Overview
- Production: 1972–73
- Designer: Barry Stimson

Body and chassis
- Layout: Front-engine, front-wheel drive

= Stimson Safari Six =

The Stimson Safari Six is a Mini-based six-wheeled pickup motor vehicle designed by Barry Stimson. It was introduced into the UK market in 1972, when it was offered for sale by Design Developments at £800. That price included a hood covering the entire vehicle from the rear to the windscreen, with a zip-up sidescreen that served as the driver's door. The car was also available in kit form from £270, depending on its level of completion.

The Safari Six was in production for about a year before Design Developments went into receivership in 1974, having by then produced about 20 cars.

==Construction==
The vehicle's glassfibre body is mounted on a steel tubular-frame chassis.
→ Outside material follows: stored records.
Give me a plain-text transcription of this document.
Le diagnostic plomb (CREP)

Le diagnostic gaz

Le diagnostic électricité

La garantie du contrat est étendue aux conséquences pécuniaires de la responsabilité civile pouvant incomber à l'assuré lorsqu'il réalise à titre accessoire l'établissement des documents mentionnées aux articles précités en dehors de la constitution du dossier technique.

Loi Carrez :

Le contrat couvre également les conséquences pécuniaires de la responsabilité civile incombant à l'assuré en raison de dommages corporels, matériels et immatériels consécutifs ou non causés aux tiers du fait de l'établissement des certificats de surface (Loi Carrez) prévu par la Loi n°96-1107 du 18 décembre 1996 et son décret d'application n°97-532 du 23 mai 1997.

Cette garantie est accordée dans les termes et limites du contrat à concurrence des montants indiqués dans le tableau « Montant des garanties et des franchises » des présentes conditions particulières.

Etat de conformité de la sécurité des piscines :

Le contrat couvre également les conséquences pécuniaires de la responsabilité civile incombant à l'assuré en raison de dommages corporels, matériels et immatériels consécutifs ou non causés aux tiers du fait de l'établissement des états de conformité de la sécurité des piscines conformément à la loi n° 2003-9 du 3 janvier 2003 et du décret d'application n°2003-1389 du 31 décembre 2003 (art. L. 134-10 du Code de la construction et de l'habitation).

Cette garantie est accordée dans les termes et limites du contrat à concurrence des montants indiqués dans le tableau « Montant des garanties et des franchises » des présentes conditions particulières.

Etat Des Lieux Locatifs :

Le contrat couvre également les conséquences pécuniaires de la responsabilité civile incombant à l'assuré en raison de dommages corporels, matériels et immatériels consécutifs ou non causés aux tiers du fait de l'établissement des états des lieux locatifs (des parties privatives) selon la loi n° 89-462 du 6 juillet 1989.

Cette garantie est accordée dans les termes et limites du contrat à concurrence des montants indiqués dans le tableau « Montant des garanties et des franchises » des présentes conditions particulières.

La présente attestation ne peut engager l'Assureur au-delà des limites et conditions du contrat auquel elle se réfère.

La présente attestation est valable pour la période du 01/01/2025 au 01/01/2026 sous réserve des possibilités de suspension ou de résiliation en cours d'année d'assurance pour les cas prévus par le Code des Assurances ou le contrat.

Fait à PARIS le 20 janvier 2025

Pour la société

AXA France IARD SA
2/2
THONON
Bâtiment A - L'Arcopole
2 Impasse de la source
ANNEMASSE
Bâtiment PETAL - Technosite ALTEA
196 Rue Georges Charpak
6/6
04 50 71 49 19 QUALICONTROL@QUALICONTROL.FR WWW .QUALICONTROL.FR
It has a fold-down rear bench seat and a lockable underfloor boot.

==Engine and transmission==
The front-wheel drive Safari Six is powered by an 848 cc (51.7 cu in) Austin Mini engine and gearbox mounted on a Mini sub frame.

==Later developments==
The rights to the Safari Six were acquired by Automotive Services, who planned to convert the vehicle to use a Ford Fiesta or Peugeot engine and relaunch it as the Shikara, but that never materialised.